PwC took control of Martel’s company in May after several civil lawsuits were launched by investors alleging Martel owed them millions of dollars. Martel had allegedly promised impressive returns for ‘bridge loan’ investments that, to date, PwC’s lawyers say they have never found any evidence of.
Court records show 855 investors have filed claims against Martel through bankruptcy proceedings, with the total amount he owes all creditors now surpassing $300 million.
Monday’s hearing, which was originally scheduled for two days, got off to a surprise start when Martel’s lawyers asked the judge to have them withdrawn as his counsel, citing “ethical reasons.” The request was granted and no further information was given. Martel’s original lawyer also withdrew, citing ethical reasons earlier in the proceedings.
In addition to the contempt of court application, PwC’s lawyer also asked the courts to borrow $600,000 from one of Martel’s investors so that it can pursue a property Martel owns in Las Vegas and try to recoup some of the equity from it.
Making the issue more urgent is what PwC called a “disturbing development.” They told the judge that on Sept. 6 they learned that Martel, against court orders, had allegedly transferred ownership of the Las Vegas property to one of the U.S. investors he owes money to.
PwC says it doesn’t have enough money to pursue legal action in the United States because so far, it has incurred more than $1 million in fees yet has only recovered roughly $300,000 from Martel’s estate. The judge granted the funding request.
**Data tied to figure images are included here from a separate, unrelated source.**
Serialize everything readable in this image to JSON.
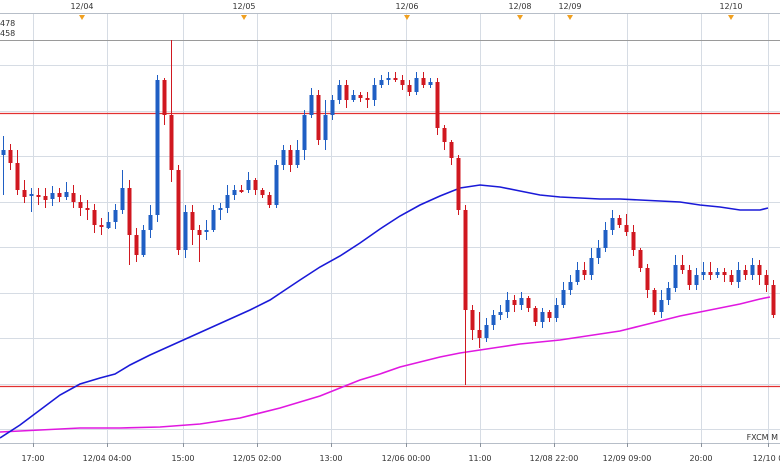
{
  "chart_data": {
    "type": "candlestick",
    "grid": true,
    "legend": [
      {
        "label": "478",
        "color": "#2a2ad8"
      },
      {
        "label": "458",
        "color": "#e020e0"
      }
    ],
    "watermark": "FXCM M",
    "colors": {
      "up": "#1f5fc4",
      "down": "#d01820",
      "ma_long": "#1a1ad8",
      "ma_short": "#e018e0",
      "hline": "#e23030",
      "hline_top": "#9a9a9a",
      "marker": "#f0a020",
      "grid": "#d6dce4"
    },
    "top_axis_labels": [
      {
        "label": "12/04",
        "at": 82
      },
      {
        "label": "12/05",
        "at": 244
      },
      {
        "label": "12/06",
        "at": 407
      },
      {
        "label": "12/08",
        "at": 520
      },
      {
        "label": "12/09",
        "at": 570
      },
      {
        "label": "12/10",
        "at": 731
      }
    ],
    "bottom_axis_labels": [
      {
        "label": "17:00",
        "at": 33
      },
      {
        "label": "12/04 04:00",
        "at": 107
      },
      {
        "label": "15:00",
        "at": 183
      },
      {
        "label": "12/05 02:00",
        "at": 257
      },
      {
        "label": "13:00",
        "at": 331
      },
      {
        "label": "12/06 00:00",
        "at": 406
      },
      {
        "label": "11:00",
        "at": 480
      },
      {
        "label": "12/08 22:00",
        "at": 554
      },
      {
        "label": "12/09 09:00",
        "at": 627
      },
      {
        "label": "20:00",
        "at": 701
      },
      {
        "label": "12/10 0",
        "at": 768
      }
    ],
    "horizontal_lines": [
      {
        "y": 40,
        "kind": "top"
      },
      {
        "y": 113,
        "kind": "red"
      },
      {
        "y": 386,
        "kind": "red"
      }
    ],
    "candles": [
      [
        0,
        155,
        150,
        142,
        136,
        195
      ],
      [
        1,
        150,
        163,
        148,
        144,
        170
      ],
      [
        2,
        163,
        190,
        160,
        150,
        195
      ],
      [
        3,
        190,
        197,
        188,
        180,
        203
      ],
      [
        4,
        196,
        194,
        200,
        188,
        212
      ],
      [
        5,
        195,
        197,
        198,
        188,
        205
      ],
      [
        6,
        196,
        200,
        205,
        188,
        208
      ],
      [
        7,
        199,
        193,
        193,
        186,
        206
      ],
      [
        8,
        193,
        197,
        200,
        188,
        202
      ],
      [
        9,
        197,
        192,
        191,
        182,
        200
      ],
      [
        10,
        193,
        202,
        205,
        185,
        208
      ],
      [
        11,
        202,
        208,
        212,
        195,
        216
      ],
      [
        12,
        208,
        208,
        206,
        200,
        220
      ],
      [
        13,
        210,
        225,
        225,
        204,
        233
      ],
      [
        14,
        225,
        227,
        226,
        218,
        235
      ],
      [
        15,
        228,
        222,
        220,
        212,
        229
      ],
      [
        16,
        222,
        210,
        210,
        204,
        229
      ],
      [
        17,
        210,
        188,
        188,
        170,
        214
      ],
      [
        18,
        188,
        235,
        237,
        180,
        265
      ],
      [
        19,
        235,
        255,
        258,
        228,
        262
      ],
      [
        20,
        255,
        230,
        230,
        225,
        257
      ],
      [
        21,
        230,
        215,
        217,
        205,
        238
      ],
      [
        22,
        215,
        80,
        80,
        75,
        222
      ],
      [
        23,
        80,
        115,
        118,
        78,
        125
      ],
      [
        24,
        115,
        170,
        175,
        40,
        182
      ],
      [
        25,
        170,
        250,
        252,
        165,
        255
      ],
      [
        26,
        250,
        212,
        214,
        205,
        258
      ],
      [
        27,
        212,
        230,
        230,
        205,
        245
      ],
      [
        28,
        230,
        235,
        237,
        225,
        262
      ],
      [
        29,
        232,
        230,
        228,
        220,
        240
      ],
      [
        30,
        230,
        210,
        210,
        205,
        232
      ],
      [
        31,
        210,
        208,
        208,
        203,
        220
      ],
      [
        32,
        208,
        195,
        195,
        185,
        213
      ],
      [
        33,
        195,
        190,
        190,
        185,
        200
      ],
      [
        34,
        190,
        190,
        190,
        185,
        193
      ],
      [
        35,
        190,
        180,
        180,
        172,
        193
      ],
      [
        36,
        180,
        190,
        190,
        178,
        195
      ],
      [
        37,
        190,
        195,
        195,
        188,
        198
      ],
      [
        38,
        195,
        205,
        205,
        192,
        208
      ],
      [
        39,
        205,
        165,
        165,
        160,
        208
      ],
      [
        40,
        165,
        150,
        150,
        145,
        170
      ],
      [
        41,
        150,
        165,
        168,
        145,
        172
      ],
      [
        42,
        165,
        150,
        150,
        140,
        168
      ],
      [
        43,
        150,
        115,
        115,
        110,
        160
      ],
      [
        44,
        115,
        95,
        95,
        88,
        118
      ],
      [
        45,
        95,
        140,
        142,
        90,
        145
      ],
      [
        46,
        140,
        115,
        117,
        100,
        150
      ],
      [
        47,
        115,
        100,
        100,
        95,
        120
      ],
      [
        48,
        100,
        85,
        85,
        80,
        104
      ],
      [
        49,
        85,
        100,
        100,
        80,
        108
      ],
      [
        50,
        100,
        95,
        95,
        90,
        102
      ],
      [
        51,
        95,
        98,
        98,
        92,
        102
      ],
      [
        52,
        98,
        100,
        100,
        92,
        108
      ],
      [
        53,
        100,
        85,
        85,
        78,
        106
      ],
      [
        54,
        85,
        80,
        80,
        75,
        88
      ],
      [
        55,
        80,
        78,
        78,
        72,
        85
      ],
      [
        56,
        78,
        80,
        80,
        72,
        82
      ],
      [
        57,
        80,
        85,
        85,
        75,
        90
      ],
      [
        58,
        85,
        92,
        92,
        80,
        96
      ],
      [
        59,
        92,
        78,
        78,
        72,
        95
      ],
      [
        60,
        78,
        85,
        85,
        72,
        88
      ],
      [
        61,
        85,
        82,
        82,
        78,
        88
      ],
      [
        62,
        82,
        128,
        128,
        78,
        135
      ],
      [
        63,
        128,
        142,
        142,
        125,
        150
      ],
      [
        64,
        142,
        158,
        158,
        140,
        165
      ],
      [
        65,
        158,
        210,
        210,
        155,
        215
      ],
      [
        66,
        210,
        310,
        310,
        205,
        385
      ],
      [
        67,
        310,
        330,
        330,
        305,
        340
      ],
      [
        68,
        330,
        338,
        338,
        312,
        348
      ],
      [
        69,
        338,
        325,
        325,
        318,
        342
      ],
      [
        70,
        325,
        315,
        315,
        310,
        330
      ],
      [
        71,
        315,
        312,
        312,
        305,
        320
      ],
      [
        72,
        312,
        300,
        300,
        292,
        318
      ],
      [
        73,
        300,
        305,
        305,
        295,
        312
      ],
      [
        74,
        305,
        298,
        298,
        292,
        310
      ],
      [
        75,
        298,
        308,
        308,
        296,
        312
      ],
      [
        76,
        308,
        322,
        322,
        306,
        326
      ],
      [
        77,
        322,
        312,
        312,
        308,
        328
      ],
      [
        78,
        312,
        318,
        318,
        310,
        322
      ],
      [
        79,
        318,
        305,
        305,
        298,
        322
      ],
      [
        80,
        305,
        290,
        290,
        282,
        308
      ],
      [
        81,
        290,
        282,
        282,
        275,
        295
      ],
      [
        82,
        282,
        270,
        270,
        262,
        285
      ],
      [
        83,
        270,
        275,
        275,
        262,
        280
      ],
      [
        84,
        275,
        258,
        258,
        248,
        280
      ],
      [
        85,
        258,
        248,
        248,
        240,
        264
      ],
      [
        86,
        248,
        230,
        230,
        222,
        252
      ],
      [
        87,
        230,
        218,
        218,
        210,
        235
      ],
      [
        88,
        218,
        225,
        225,
        215,
        228
      ],
      [
        89,
        225,
        232,
        232,
        214,
        236
      ],
      [
        90,
        232,
        250,
        250,
        225,
        256
      ],
      [
        91,
        250,
        268,
        268,
        248,
        272
      ],
      [
        92,
        268,
        290,
        290,
        264,
        298
      ],
      [
        93,
        290,
        312,
        312,
        288,
        315
      ],
      [
        94,
        312,
        300,
        300,
        290,
        318
      ],
      [
        95,
        300,
        288,
        288,
        282,
        305
      ],
      [
        96,
        288,
        265,
        265,
        255,
        292
      ],
      [
        97,
        265,
        270,
        270,
        255,
        274
      ],
      [
        98,
        270,
        285,
        285,
        265,
        290
      ],
      [
        99,
        285,
        275,
        275,
        268,
        290
      ],
      [
        100,
        275,
        272,
        272,
        262,
        280
      ],
      [
        101,
        272,
        275,
        275,
        262,
        280
      ],
      [
        102,
        275,
        272,
        272,
        268,
        278
      ],
      [
        103,
        272,
        275,
        275,
        268,
        282
      ],
      [
        104,
        275,
        282,
        282,
        270,
        285
      ],
      [
        105,
        282,
        270,
        270,
        262,
        288
      ],
      [
        106,
        270,
        275,
        275,
        265,
        280
      ],
      [
        107,
        275,
        265,
        265,
        258,
        280
      ],
      [
        108,
        265,
        275,
        275,
        260,
        285
      ],
      [
        109,
        275,
        285,
        285,
        270,
        292
      ],
      [
        110,
        285,
        315,
        315,
        280,
        318
      ]
    ],
    "ma_long": [
      [
        0,
        438
      ],
      [
        20,
        425
      ],
      [
        40,
        410
      ],
      [
        60,
        395
      ],
      [
        80,
        384
      ],
      [
        100,
        378
      ],
      [
        115,
        374
      ],
      [
        130,
        365
      ],
      [
        150,
        355
      ],
      [
        170,
        346
      ],
      [
        190,
        337
      ],
      [
        210,
        328
      ],
      [
        230,
        319
      ],
      [
        250,
        310
      ],
      [
        270,
        300
      ],
      [
        285,
        290
      ],
      [
        300,
        280
      ],
      [
        320,
        267
      ],
      [
        340,
        256
      ],
      [
        360,
        243
      ],
      [
        380,
        229
      ],
      [
        400,
        216
      ],
      [
        420,
        205
      ],
      [
        440,
        196
      ],
      [
        460,
        188
      ],
      [
        480,
        185
      ],
      [
        500,
        187
      ],
      [
        520,
        191
      ],
      [
        540,
        195
      ],
      [
        560,
        197
      ],
      [
        580,
        198
      ],
      [
        600,
        199
      ],
      [
        620,
        199
      ],
      [
        640,
        200
      ],
      [
        660,
        201
      ],
      [
        680,
        202
      ],
      [
        700,
        205
      ],
      [
        720,
        207
      ],
      [
        740,
        210
      ],
      [
        760,
        210
      ],
      [
        768,
        208
      ]
    ],
    "ma_short": [
      [
        0,
        432
      ],
      [
        40,
        430
      ],
      [
        80,
        428
      ],
      [
        120,
        428
      ],
      [
        160,
        427
      ],
      [
        200,
        424
      ],
      [
        240,
        418
      ],
      [
        280,
        408
      ],
      [
        300,
        402
      ],
      [
        320,
        396
      ],
      [
        340,
        388
      ],
      [
        360,
        380
      ],
      [
        380,
        374
      ],
      [
        400,
        367
      ],
      [
        420,
        362
      ],
      [
        440,
        357
      ],
      [
        460,
        353
      ],
      [
        480,
        350
      ],
      [
        500,
        347
      ],
      [
        520,
        344
      ],
      [
        540,
        342
      ],
      [
        560,
        340
      ],
      [
        580,
        337
      ],
      [
        600,
        334
      ],
      [
        620,
        331
      ],
      [
        640,
        326
      ],
      [
        660,
        321
      ],
      [
        680,
        316
      ],
      [
        700,
        312
      ],
      [
        720,
        308
      ],
      [
        740,
        304
      ],
      [
        760,
        299
      ],
      [
        770,
        297
      ]
    ]
  }
}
In the contempt application, Madame Justice Shelley Fitzpatrick found Martel guilty of breaching five different court orders. She signed a warrant for his arrest, which will be sent to the Canada-wide policing database CPIC. If Martel is out of the country, as is largely suspected, the warrant means he would only be arrested if and when he returns to Canada.
The B.C. Securities Commission is also pursuing a criminal investigation into Martel’s dealing, but no charges have been laid. None of those allegations have been proven in court.